“桜五輪”が急浮上、来年4~5月の春開催案を英紙が報じる「複数のIOC委員が提案」

桜と五輪マーク
桜と五輪マーク
春夏開催比較
春夏開催比較

 東京五輪は24日の国際オリンピック委員会(IOC)臨時理事会で「1年程度の延期」が決定した。最大の焦点となる開催時期については今後、組織委とIOCの調整委員会で検討されることになるが25日現在では、1年スライドされて2021年7月23日開幕、8月8日閉幕が最有力となる。一方で、IOC委員や組織委理事の中からは4~5月の春開催とする“桜五輪”案も浮上している。

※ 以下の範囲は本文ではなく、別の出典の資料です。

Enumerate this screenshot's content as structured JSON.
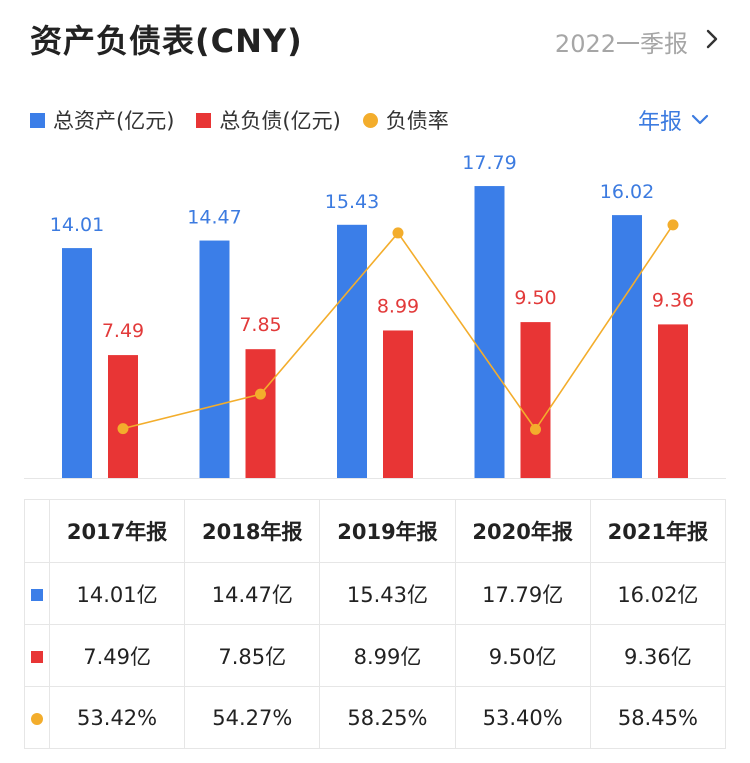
{
  "header": {
    "title": "资产负债表(CNY)",
    "period": "2022一季报",
    "period_icon": "chevron-right-icon"
  },
  "legend": {
    "items": [
      {
        "label": "总资产(亿元)",
        "color": "#3b7ee8",
        "shape": "square"
      },
      {
        "label": "总负债(亿元)",
        "color": "#e83535",
        "shape": "square"
      },
      {
        "label": "负债率",
        "color": "#f3ad2c",
        "shape": "dot"
      }
    ]
  },
  "selector": {
    "label": "年报",
    "icon": "chevron-down-icon"
  },
  "colors": {
    "assets": "#3b7ee8",
    "liabilities": "#e83535",
    "ratio": "#f3ad2c",
    "label_blue": "#3c7be0",
    "label_red": "#e23a3a"
  },
  "chart_data": {
    "type": "bar",
    "categories": [
      "2017年报",
      "2018年报",
      "2019年报",
      "2020年报",
      "2021年报"
    ],
    "series": [
      {
        "name": "总资产(亿元)",
        "type": "bar",
        "values": [
          14.01,
          14.47,
          15.43,
          17.79,
          16.02
        ],
        "labels": [
          "14.01",
          "14.47",
          "15.43",
          "17.79",
          "16.02"
        ]
      },
      {
        "name": "总负债(亿元)",
        "type": "bar",
        "values": [
          7.49,
          7.85,
          8.99,
          9.5,
          9.36
        ],
        "labels": [
          "7.49",
          "7.85",
          "8.99",
          "9.50",
          "9.36"
        ]
      },
      {
        "name": "负债率",
        "type": "line",
        "values": [
          53.42,
          54.27,
          58.25,
          53.4,
          58.45
        ]
      }
    ],
    "ylim": [
      0,
      19.5
    ],
    "ratio_ylim": [
      52.2,
      60.1
    ],
    "grid": false,
    "legend_position": "top-left"
  },
  "table": {
    "headers": [
      "2017年报",
      "2018年报",
      "2019年报",
      "2020年报",
      "2021年报"
    ],
    "rows": [
      {
        "marker": "square",
        "color": "#3b7ee8",
        "cells": [
          "14.01亿",
          "14.47亿",
          "15.43亿",
          "17.79亿",
          "16.02亿"
        ]
      },
      {
        "marker": "square",
        "color": "#e83535",
        "cells": [
          "7.49亿",
          "7.85亿",
          "8.99亿",
          "9.50亿",
          "9.36亿"
        ]
      },
      {
        "marker": "dot",
        "color": "#f3ad2c",
        "cells": [
          "53.42%",
          "54.27%",
          "58.25%",
          "53.40%",
          "58.45%"
        ]
      }
    ]
  }
}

 来年7月開幕が有力な東京五輪だが、IOC委員や組織委理事の一部から、来年4~5月の春開催という“桜五輪”の声も上がっている。25日付の英タイムズ紙は「複数のIOC委員が来年4月の桜五輪の可能性を提案した」、テレグラフ紙も「絶大な人気を誇る桜の季節に開催するのも一つの可能性」と報道。聖火リレーのトーチのモチーフとなった日本を象徴する美しい桜が、訪日客への「お・も・て・な・し」となる点も指摘した。

 7月開催は、東京五輪が立候補した際にIOCから条件として「7月15日~8月31日の開催」を提示されていた。だが、25日に電話会見を行ったバッハ会長は「遅くとも夏までに開催したいということで、広い視野から検討できる。夏だけに限定はしていない。全ての選択肢が検討される」と含みを持たせた。IOC憲章にも「日程はIOC理事会が決める」とあり可能性は十分にある。五輪組織委のある理事も新型コロナウイルス感染症の早期終息を前提に春開催に前向きだ。「春は他の国際大会と重なる影響も少ないし、気候もいい。現在選ばれている選手の影響が少ない中で大会が開ける」と明かした。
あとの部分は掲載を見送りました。